In ihren letzten Tagen war sie ganz verinnerlicht. „Dieser Baum da ist der einzige Freund in meinen Einsamkeiten“, meinte sie und wies durchs Fenster der Baracke. Draußen stand ein Kastanienbaum gerade in Blüte, und wenn man sich zur Pritsche der Kranken hinabbeugte, konnte man, durch das kleine Fenster der Revierbaracke, eben noch einen grünenden Zweig mit zwei Blütenkerzen wahrnehmen. „Mit diesem Baum spreche ich öfters“, sagt sie dann. Da werde ich stutzig und weiß nicht, wie ich ihre Worte zu deuten habe. Sollte sie delirant sein und zeitweise halluzinieren? Darum frage ich neugierig, ob der Baum ihr vielleicht auch antworte - ja? - und was er ihr da sage.

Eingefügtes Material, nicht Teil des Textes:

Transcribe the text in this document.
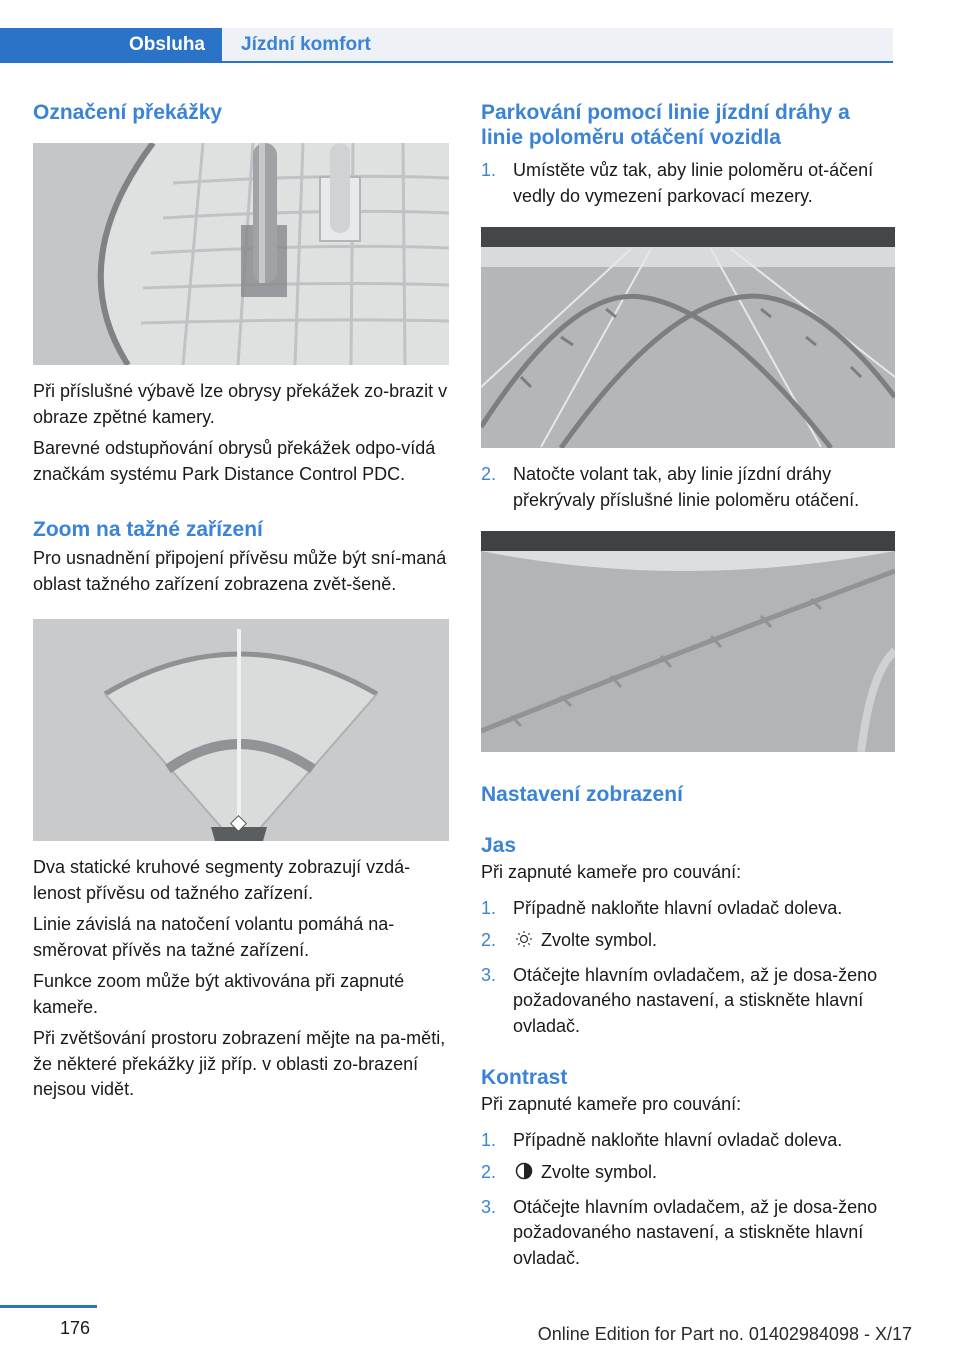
Obsluha	Jízdní komfort
Označení překážky

Při příslušné výbavě lze obrysy překážek zo-brazit v obraze zpětné kamery.

Barevné odstupňování obrysů překážek odpo-vídá značkám systému Park Distance Control PDC.

Zoom na tažné zařízení

Pro usnadnění připojení přívěsu může být sní-maná oblast tažného zařízení zobrazena zvět-šeně.

Dva statické kruhové segmenty zobrazují vzdá-lenost přívěsu od tažného zařízení.

Linie závislá na natočení volantu pomáhá na-směrovat přívěs na tažné zařízení.

Funkce zoom může být aktivována při zapnuté kameře.

Při zvětšování prostoru zobrazení mějte na pa-měti, že některé překážky již příp. v oblasti zo-brazení nejsou vidět.

Parkování pomocí linie jízdní dráhy a linie poloměru otáčení vozidla
1. Umístěte vůz tak, aby linie poloměru ot-áčení vedly do vymezení parkovací mezery.
2. Natočte volant tak, aby linie jízdní dráhy překrývaly příslušné linie poloměru otáčení.
Nastavení zobrazení
Jas

Při zapnuté kameře pro couvání:

1. Případně nakloňte hlavní ovladač doleva.
2. Zvolte symbol.
3. Otáčejte hlavním ovladačem, až je dosa-ženo požadovaného nastavení, a stiskněte hlavní ovladač.
Kontrast

Při zapnuté kameře pro couvání:

1. Případně nakloňte hlavní ovladač doleva.
2. Zvolte symbol.
3. Otáčejte hlavním ovladačem, až je dosa-ženo požadovaného nastavení, a stiskněte hlavní ovladač.
176	Online Edition for Part no. 01402984098 - X/17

Darauf gibt sie mir zur Antwort: „Er hat mir gesagt: Ich bin da - ich - bin - da - ich bin das Leben, das ewige Leben …“ (8)

 

Es gilt das gesprochene Wort.

 


 

Literaturangaben:

 

  1. Viktor E. Frankl: Trotzdem Ja zum Leben sagen, S.103.
  2. Elisabeth Lukas: Der Schlüssel zu einem sinnvollen Leben, S.20.
  3. Elisabeth Lukas: Der Schlüssel zu einem sinnvollen Leben, S.29-30.
  4. Elisabeth Lukas: Der Schlüssel zu einem sinnvollen Leben, S. 177.
  5. Viktor E. Frankl: Ärztliche Seelsorge, S.83.
  6. Elisabeth Lukas: Der Schlüssel zu einem sinnvollen Leben, S.106.
  7. Viktor E. Frankl: Ärztliche Seelsorge, S.150.
  8. Viktor E. Frankl: Trotzdem Ja zum Leben sagen, S.106-107.